In the Swiss teaching system, it is taught as a central core movement in swimming: the “elbow-forward position”. What sounds like dry theory at first glance is the real secret when it comes to efficient arm propulsion in swimming. Regardless of whether we are talking about crawl, breaststroke, backstroke or dolphin swimming: the principle always remains the same. As soon as the hand (or in the case of breaststroke and dolphin: the hands) is immersed in the water and stretched out in the water, the aim is to achieve maximum push-off while keeping the resistance as low as possible. This is achieved during the transition from the pull to the push phase by keeping the elbow in the swimming direction as far as the individual anatomical conditions allow and folding the forearm vertically under the elbow.

In professional swimmers, the elbow is almost level with the shoulders in this so-called “support phase”, i.e. close to the surface of the water. Older and less trained swimmers no longer have this flexibility, which is why the elbow is no longer quite as “high”, but still just as markedly angled in the water. The focus is always on trying to support yourself effectively against the resistance of the water and to maintain this support until the hand has overtaken the elbow and thus initiates the powerful push backwards towards the thigh. This ultimately results in more distance per arm stroke and enables faster swimming times.

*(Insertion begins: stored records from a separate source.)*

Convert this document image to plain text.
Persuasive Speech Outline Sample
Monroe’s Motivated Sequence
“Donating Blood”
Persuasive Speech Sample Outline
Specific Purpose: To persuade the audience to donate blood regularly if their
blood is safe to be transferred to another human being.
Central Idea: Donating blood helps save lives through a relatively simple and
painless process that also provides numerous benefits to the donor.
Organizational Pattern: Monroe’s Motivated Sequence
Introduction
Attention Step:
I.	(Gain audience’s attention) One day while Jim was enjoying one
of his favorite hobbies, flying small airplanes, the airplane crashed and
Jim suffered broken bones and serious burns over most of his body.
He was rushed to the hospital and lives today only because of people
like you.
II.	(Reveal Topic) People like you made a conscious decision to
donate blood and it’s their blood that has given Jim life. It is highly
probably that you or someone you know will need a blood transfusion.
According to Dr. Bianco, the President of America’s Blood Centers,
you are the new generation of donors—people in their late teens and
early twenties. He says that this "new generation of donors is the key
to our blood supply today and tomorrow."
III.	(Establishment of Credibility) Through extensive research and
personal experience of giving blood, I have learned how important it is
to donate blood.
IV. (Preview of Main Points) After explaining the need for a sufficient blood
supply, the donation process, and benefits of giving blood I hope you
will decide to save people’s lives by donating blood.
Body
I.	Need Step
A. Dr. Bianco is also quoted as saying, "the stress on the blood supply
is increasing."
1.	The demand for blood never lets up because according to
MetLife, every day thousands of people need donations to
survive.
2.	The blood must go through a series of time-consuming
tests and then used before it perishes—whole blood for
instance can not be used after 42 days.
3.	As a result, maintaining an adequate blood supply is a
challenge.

What sounds like a gnarly, complicated contortion can be illustrated with two simple examples. Imagine you are in a rope-pulling duel and have to try with all your might to pull your opponent towards you by the rope. What do you do automatically in this situation? Of course: bend your elbows, because you can build up much more pulling force than if you were to pull on the rope with outstretched arms. Or imagine you have to climb over a head-high ledge. Here, too, you intuitively bend your elbows in order to achieve a maximum push-off surface that you can use to pull yourself upwards. Or try pushing a ball in the water from front to back: it’s impossible if you don’t bend your elbows!

Attention: Waste of energy!

But what sounds obvious and simple on land often seems more difficult in the water. Instead of placing the elbow in the direction of swimming as early as possible, many crawl swimmers first bring the arm straight down towards the ground before making a small elbow bend for the push-off at a very late stage. One of the classic mistakes in swimming! If you talk to the athlete about this mistake, you often hear the excuse “I just don’t have the strength” or “it’s so hard on the shoulders!”. It is true that the amount of strength required in swimming increases exponentially with speed. But not using your elbow as early as possible is a waste of energy par excellence. This is because an arm that is first stretched downwards in the crawl stroke pushes the swimmer upwards (to the surface of the water) instead of forwards (in the direction of swimming) and is still facing the water resistance. Overcoming this requires considerably more effort than a high elbow. It is therefore no wonder that even pre-school children perform playful exercises such as “windshield wipers” or “Mississippi steamers” during the seahorse test, not only training their feel for the water but also practising the “high elbow”.